El Salvador hopes to vaccinate its way out of third wave of COVID cases
As always, the scarcity of quality data being released by the government continues to be a challenge in assessing the extent of the pandemic in El Salvador. Other than the number of vaccinations each day, the government has ceased regularly updating its COVID-19 dashboard at covid19.gob.sv. The government does not release statistics on the level of hospitalization or the levels of breakthrough infections. The government does not provide information on the vaccination percentages by different age groups.
A report in La Prensa Grafica on September 9 cited unnamed sources within Hospital El Salvador, the country's flagship hospital for treating COVID-19 patients, saying that the hospital was on the brink of collapse as a result of the surge in COVID patients and that all ventilators and all ICU beds were already in use.
In a press conference on Wednesday morning, Minister of Health Francisco Alabi said that additional beds can be brought online. But the challenge for El Salvador is that the number of qualified intensive care practitioners can't be increased in the same way. In other words, there may not be anyone to care for the people in those extra beds.
The primary response of the government to this surge in cases caused by the novel coronavirus is to continue its strong vaccination campaign, one of the leaders in the region.
On Monday night Nayib Bukele announced on Twitter that the country is opening up COVID-19 vaccinations to children down to age 6. Previously El Salvador had been vaccinating down to age 12.

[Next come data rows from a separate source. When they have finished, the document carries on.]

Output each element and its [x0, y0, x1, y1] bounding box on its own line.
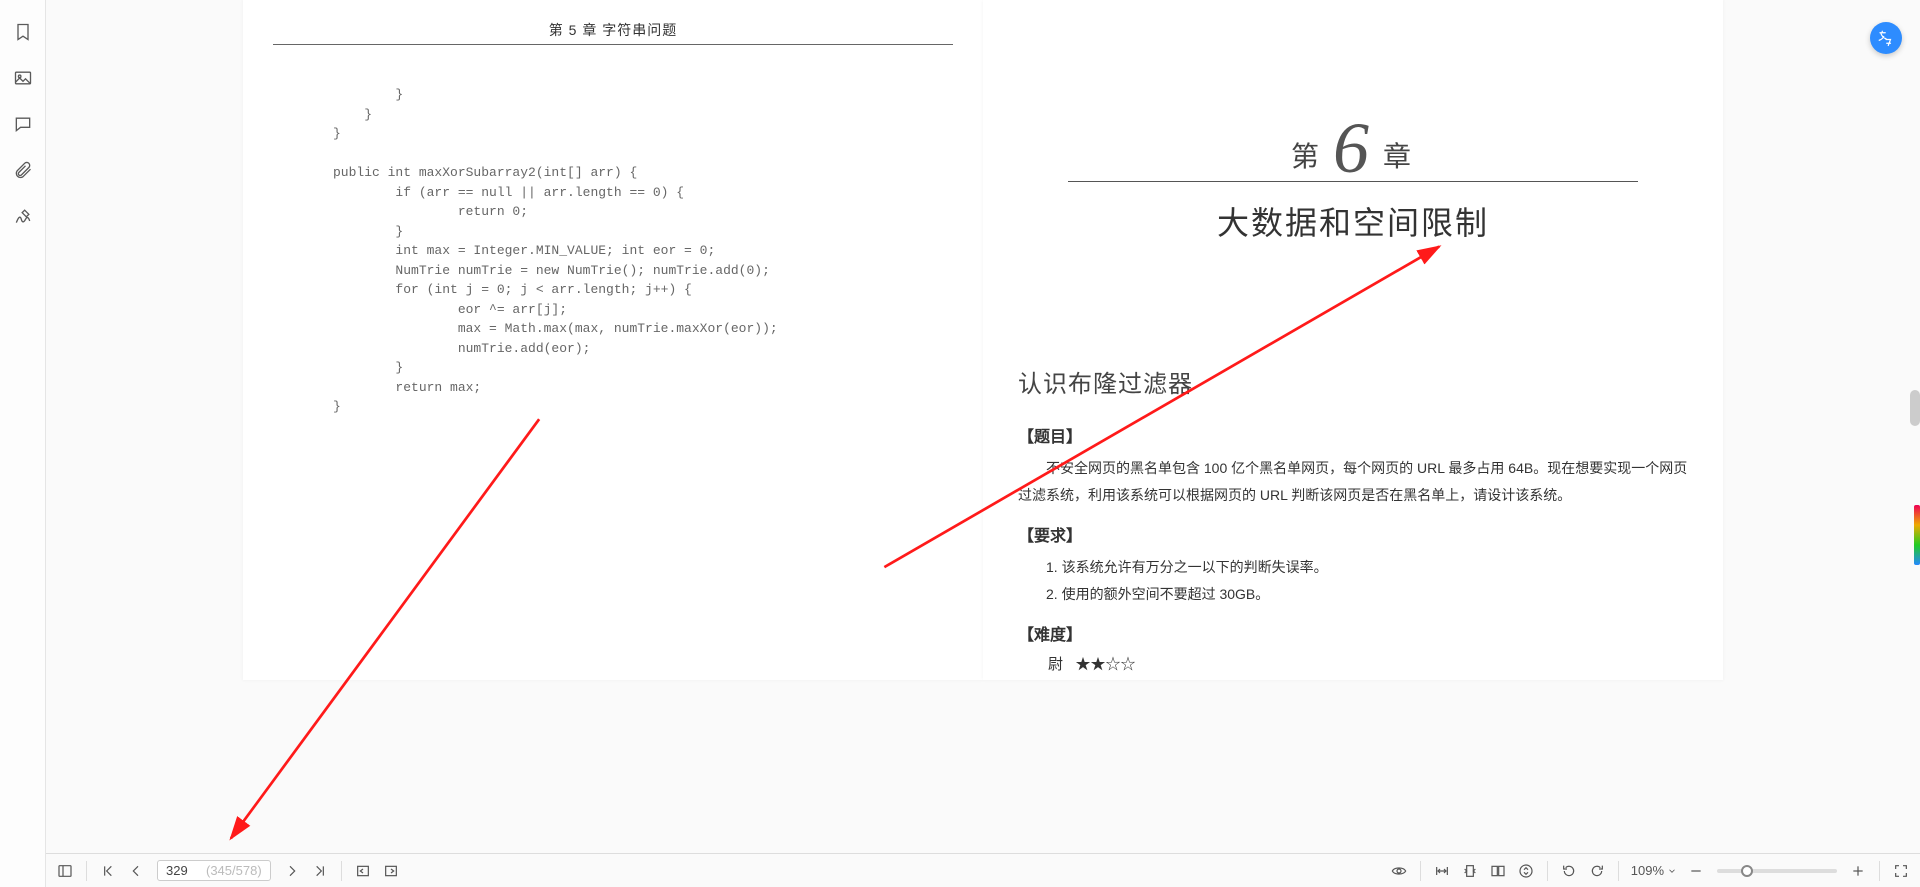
fit-width-icon[interactable]: [1429, 858, 1455, 884]
left-sidebar: [0, 0, 46, 887]
document-viewer: 第 5 章 字符串问题 } } } public int maxXorSubar…: [46, 0, 1920, 887]
rotate-right-icon[interactable]: [1584, 858, 1610, 884]
separator: [341, 861, 342, 881]
difficulty-label: 尉: [1048, 656, 1063, 673]
page-total-label: (345/578): [206, 863, 262, 878]
fit-page-icon[interactable]: [1457, 858, 1483, 884]
page-input-group: (345/578): [157, 860, 271, 881]
requirement-2: 2. 使用的额外空间不要超过 30GB。: [1046, 581, 1688, 608]
scroll-indicator[interactable]: [1908, 0, 1920, 857]
attachment-icon[interactable]: [11, 158, 35, 182]
code-block: } } } public int maxXorSubarray2(int[] a…: [333, 85, 953, 417]
section-title: 认识布隆过滤器: [1018, 364, 1688, 399]
difficulty-stars: ★★☆☆: [1076, 656, 1136, 673]
read-mode-icon[interactable]: [1386, 858, 1412, 884]
zoom-in-icon[interactable]: [1845, 858, 1871, 884]
separator: [1420, 861, 1421, 881]
subhead-difficulty: 【难度】: [1018, 621, 1688, 645]
zoom-dropdown[interactable]: 109%: [1631, 863, 1677, 878]
requirement-1: 1. 该系统允许有万分之一以下的判断失误率。: [1046, 554, 1688, 581]
fullscreen-icon[interactable]: [1888, 858, 1914, 884]
bottom-toolbar: (345/578) 109%: [46, 853, 1920, 887]
chevron-down-icon: [1667, 866, 1677, 876]
image-icon[interactable]: [11, 66, 35, 90]
chapter-pre: 第: [1291, 135, 1323, 175]
page-left: 第 5 章 字符串问题 } } } public int maxXorSubar…: [243, 0, 983, 680]
next-page-icon[interactable]: [279, 858, 305, 884]
separator: [1618, 861, 1619, 881]
first-page-icon[interactable]: [95, 858, 121, 884]
last-page-icon[interactable]: [307, 858, 333, 884]
separator: [1547, 861, 1548, 881]
prev-page-icon[interactable]: [123, 858, 149, 884]
chapter-title: 大数据和空间限制: [1018, 198, 1688, 244]
toggle-panel-icon[interactable]: [52, 858, 78, 884]
two-page-icon[interactable]: [1485, 858, 1511, 884]
page-header: 第 5 章 字符串问题: [273, 20, 953, 45]
page-number-input[interactable]: [166, 863, 200, 878]
back-view-icon[interactable]: [350, 858, 376, 884]
subhead-problem: 【题目】: [1018, 423, 1688, 447]
autoscroll-icon[interactable]: [1513, 858, 1539, 884]
translate-button[interactable]: [1870, 22, 1902, 54]
rotate-left-icon[interactable]: [1556, 858, 1582, 884]
comment-icon[interactable]: [11, 112, 35, 136]
zoom-slider[interactable]: [1717, 869, 1837, 873]
signature-icon[interactable]: [11, 204, 35, 228]
problem-body: 不安全网页的黑名单包含 100 亿个黑名单网页，每个网页的 URL 最多占用 6…: [1018, 455, 1688, 508]
separator: [86, 861, 87, 881]
page-right: 第 6 章 大数据和空间限制 认识布隆过滤器 【题目】 不安全网页的黑名单包含 …: [983, 0, 1723, 680]
scroll-thumb[interactable]: [1910, 390, 1920, 426]
separator: [1879, 861, 1880, 881]
bookmark-icon[interactable]: [11, 20, 35, 44]
chapter-heading: 第 6 章 大数据和空间限制: [1018, 110, 1688, 244]
forward-view-icon[interactable]: [378, 858, 404, 884]
zoom-slider-handle[interactable]: [1741, 865, 1753, 877]
zoom-out-icon[interactable]: [1683, 858, 1709, 884]
chapter-number: 6: [1333, 116, 1373, 181]
difficulty-row: 尉 ★★☆☆: [1048, 653, 1688, 674]
chapter-post: 章: [1383, 135, 1415, 175]
zoom-value: 109%: [1631, 863, 1664, 878]
subhead-requirements: 【要求】: [1018, 522, 1688, 546]
minimap-color-icon: [1914, 505, 1920, 565]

In this morning's press conference Minister Alabi shared that for children in that age group, El Salvador will be vaccinating with an inactive virus vaccine, the Coronavac vaccine from China. Alabi pointed to a Chinese study published in the medical journal the Lancet showing safety and efficacy of this form of vaccine in children in that age range. The Coronavac vaccine is also being used by Chile for children aged 6 and up starting a few weeks ago. Alabi discarded criticism from the Association of Pediatricians of El Salvador that there had not been sufficient consultation on the decision to follow suit in El Salvador.
Alabi was also asked whether the country was considering a quarantine or curfew as being put in place in neighboring countries seeing a surge in COVID-19 cases. He indicated there were no plans to do so, because there was sufficient hospital capacity and because El Salvador was in a different situation than those other countries with its high level of vaccination.
Schools continue in "semi-presencial" mode -- with classes being given both through guided remote instruction and in classrooms. Stadiums are open for events such as recent world cup qualifying matches against the United State and Honduras, but only fully vaccinated fans were permitted to attend. Public health messaging about the need for masks, washing hands, and social distancing continues on a regular basis. Shopping malls, stores, bars and restaurants are all completely open.